Net Debt to Company's Share of EBITDA, as adjusted Ratio and Net Debt to Company's Share of EBITDA, as adjusted less interest income Ratio:
Management believes that the ratios of our principal balance of debt, less cash and cash equivalents and certificates of deposit, divided by the Company’s share of EBITDA, as adjusted, as well as the Company's share of EBITDA, as adjusted less interest income are useful supplemental measures of the level of borrowed capital being used to increase the potential return of our real estate investments and proxies for a measure we believe is used by many lenders and rating agencies to evaluate our ability to repay and service our debt obligations. We believe the ratios are beneficial disclosure to investors as supplemental means of evaluating our ability to meet obligations senior to those of our equity holders. Other REITs may use different methodologies for calculating these ratios and, accordingly, the Company’s Net Debt to Company’s Share of EBITDA, as adjusted Ratio and Net Debt to Company's Share of EBITDA, as adjusted less interest income Ratio may not be comparable to other REITs.
33
Q3 2024 Supplemental Financial Report
Management Statements on Non-GAAP Supplemental Measures, continued
Funds From Operations:
The Company calculates Funds From Operations available to common stockholders and common unitholders (“FFO”) in accordance with the 2018 Restated White Paper on FFO approved by the Board of Governors of Nareit. The White Paper defines FFO as net income or loss (calculated in accordance with GAAP), excluding depreciation and amortization related to real estate, gains and losses from the sale of certain real estate assets, gains and losses from change in control, and impairment write-downs of certain real estate assets and investments in entities when the impairment is directly attributable to decreases in the value of depreciable real estate held by the entity. The reconciling items include amounts to adjust earnings from consolidated partially-owned entities and equity in earnings of unconsolidated affiliates to FFO. Our calculation of FFO includes the amortization of deferred revenue related to tenant-funded tenant improvements and excludes the depreciation of the related tenant improvement assets. We also add back net income attributable to noncontrolling common units of the Operating Partnership because we report FFO attributable to common stockholders and common unitholders.

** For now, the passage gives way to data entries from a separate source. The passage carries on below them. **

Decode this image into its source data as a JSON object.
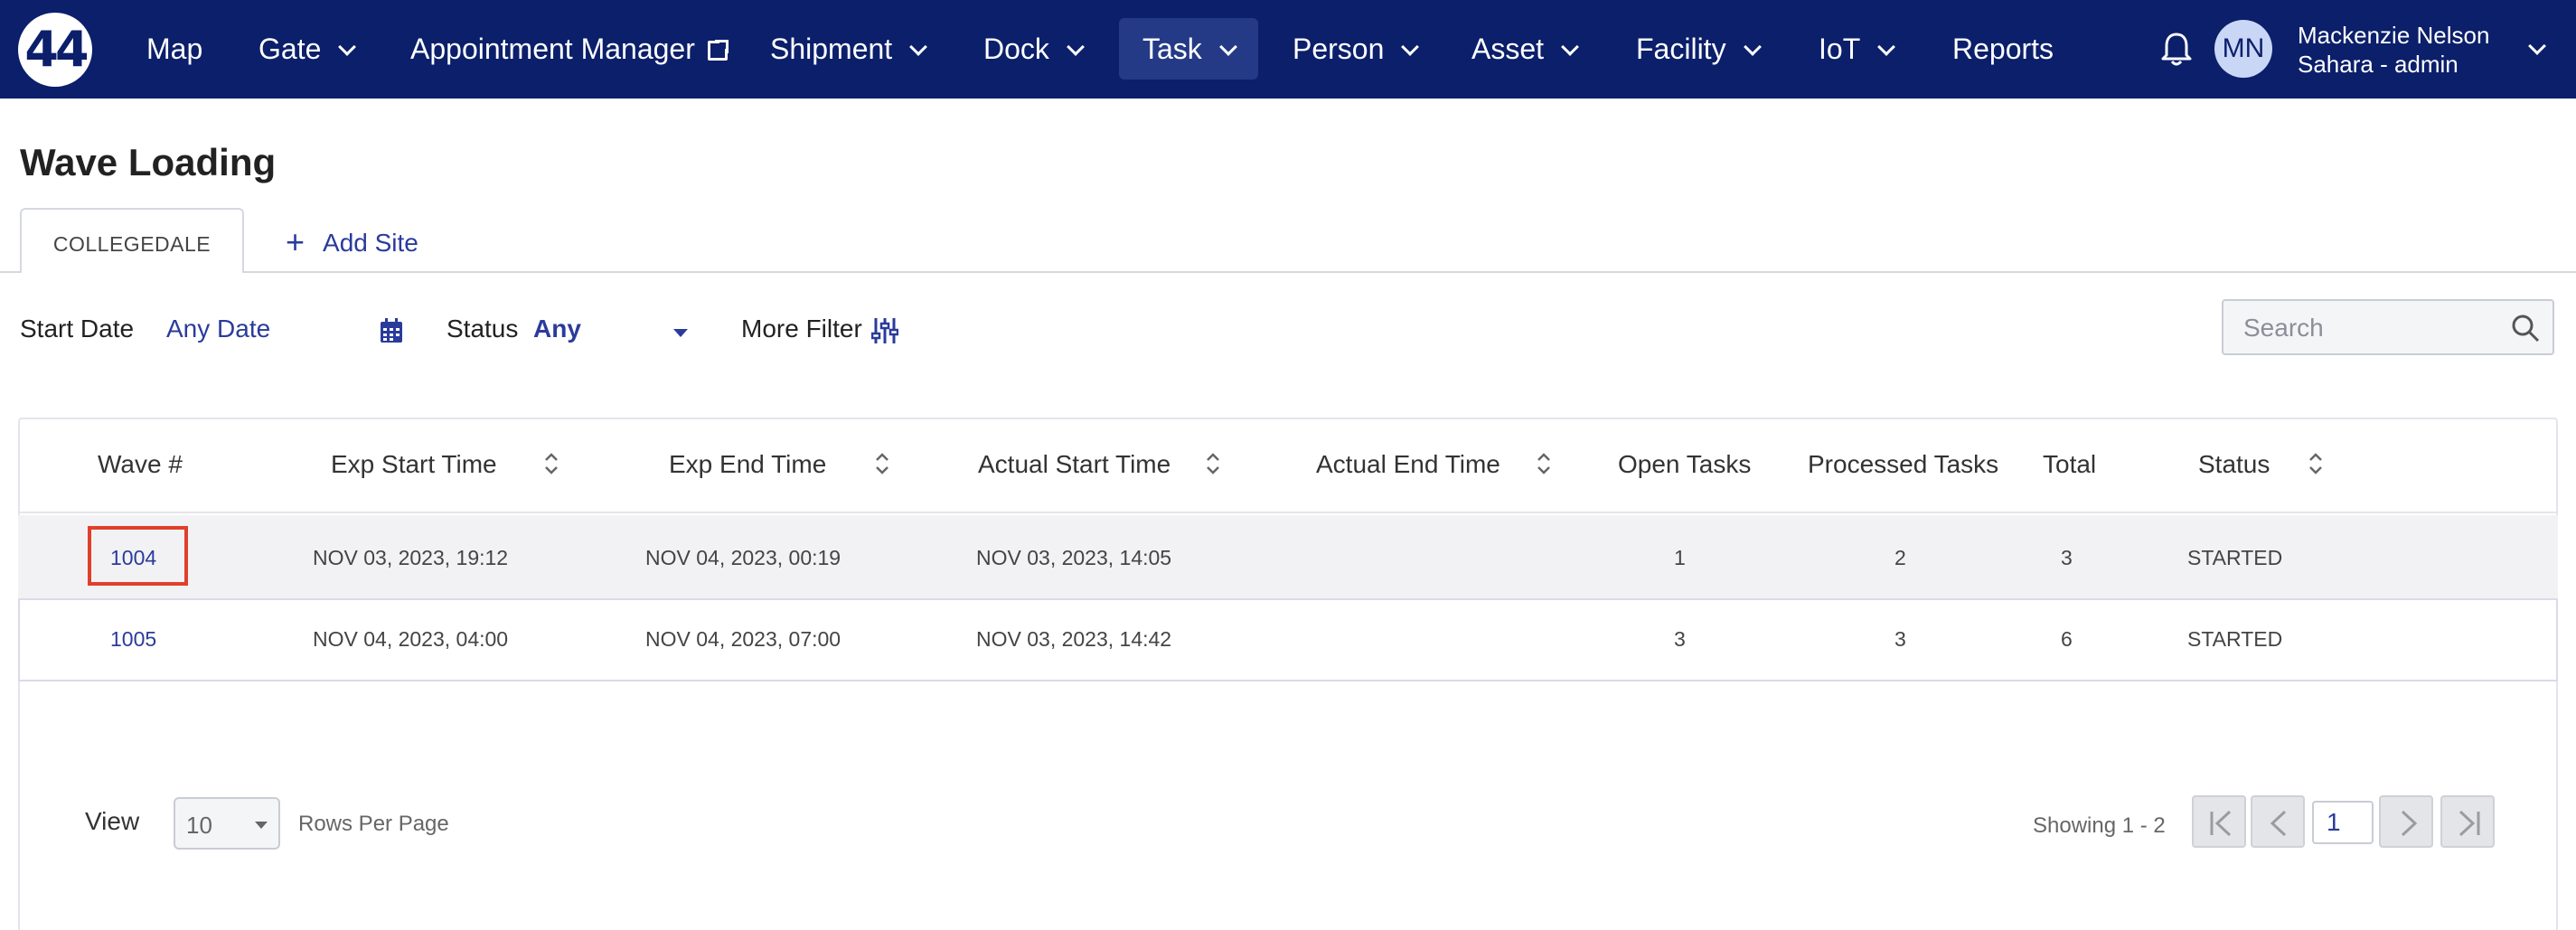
{
  "nav": {
    "logo_text": "44",
    "items": [
      {
        "label": "Map"
      },
      {
        "label": "Gate"
      },
      {
        "label": "Appointment Manager"
      },
      {
        "label": "Shipment"
      },
      {
        "label": "Dock"
      },
      {
        "label": "Task"
      },
      {
        "label": "Person"
      },
      {
        "label": "Asset"
      },
      {
        "label": "Facility"
      },
      {
        "label": "IoT"
      },
      {
        "label": "Reports"
      }
    ],
    "active": "Task"
  },
  "user": {
    "initials": "MN",
    "name": "Mackenzie Nelson",
    "role": "Sahara - admin"
  },
  "page": {
    "title": "Wave Loading"
  },
  "tabs": {
    "active_label": "COLLEGEDALE",
    "add_label": "Add Site"
  },
  "filters": {
    "start_date_label": "Start Date",
    "start_date_value": "Any Date",
    "status_label": "Status",
    "status_value": "Any",
    "more_filter_label": "More Filter",
    "search_placeholder": "Search"
  },
  "table": {
    "columns": [
      "Wave #",
      "Exp Start Time",
      "Exp End Time",
      "Actual Start Time",
      "Actual End Time",
      "Open Tasks",
      "Processed Tasks",
      "Total",
      "Status"
    ],
    "rows": [
      {
        "wave": "1004",
        "exp_start": "NOV 03, 2023, 19:12",
        "exp_end": "NOV 04, 2023, 00:19",
        "actual_start": "NOV 03, 2023, 14:05",
        "actual_end": "",
        "open": "1",
        "processed": "2",
        "total": "3",
        "status": "STARTED"
      },
      {
        "wave": "1005",
        "exp_start": "NOV 04, 2023, 04:00",
        "exp_end": "NOV 04, 2023, 07:00",
        "actual_start": "NOV 03, 2023, 14:42",
        "actual_end": "",
        "open": "3",
        "processed": "3",
        "total": "6",
        "status": "STARTED"
      }
    ]
  },
  "pagination": {
    "view_label": "View",
    "rows_per_page_value": "10",
    "rows_per_page_label": "Rows Per Page",
    "showing": "Showing 1 - 2",
    "current_page": "1"
  },
  "colors": {
    "nav_bg": "#0b1f6b",
    "accent": "#2a3b9c",
    "highlight": "#e0402a"
  }
}
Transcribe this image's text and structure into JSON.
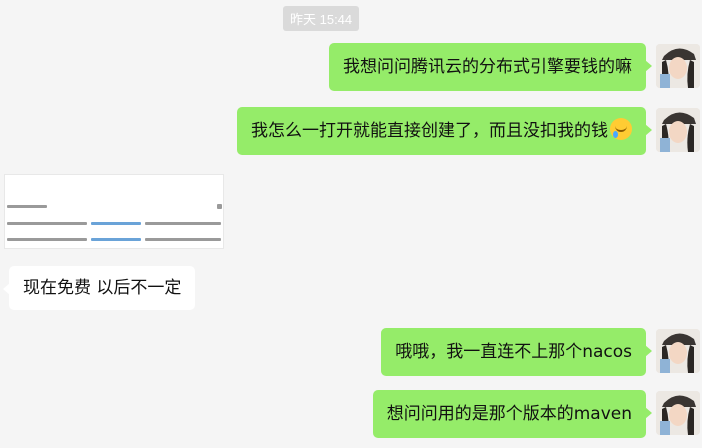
{
  "chat": {
    "timestamp": "昨天 15:44",
    "messages": [
      {
        "side": "out",
        "text": "我想问问腾讯云的分布式引擎要钱的嘛"
      },
      {
        "side": "out",
        "text": "我怎么一打开就能直接创建了，而且没扣我的钱",
        "emoji": "crying-laughing-emoji"
      },
      {
        "side": "in",
        "type": "image"
      },
      {
        "side": "in",
        "text": "现在免费 以后不一定"
      },
      {
        "side": "out",
        "text": "哦哦，我一直连不上那个nacos"
      },
      {
        "side": "out",
        "text": "想问问用的是那个版本的maven"
      }
    ]
  },
  "colors": {
    "background": "#f5f5f5",
    "outgoing_bubble": "#95ec69",
    "incoming_bubble": "#ffffff",
    "timestamp_bg": "#dadada"
  }
}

Management believes that FFO is a useful supplemental measure of the Company’s operating performance. The exclusion from FFO of gains and losses from the sale of operating real estate assets allows investors and analysts to readily identify the operating results of the assets that form the core of the Company’s activity and assists in comparing those operating results between periods. Also, because FFO is generally recognized as the industry standard for reporting the operations of REITs, it facilitates comparisons of operating performance to other REITs. However, other REITs may use different methodologies to calculate FFO, and accordingly, the Company’s FFO may not be comparable to all other REITs.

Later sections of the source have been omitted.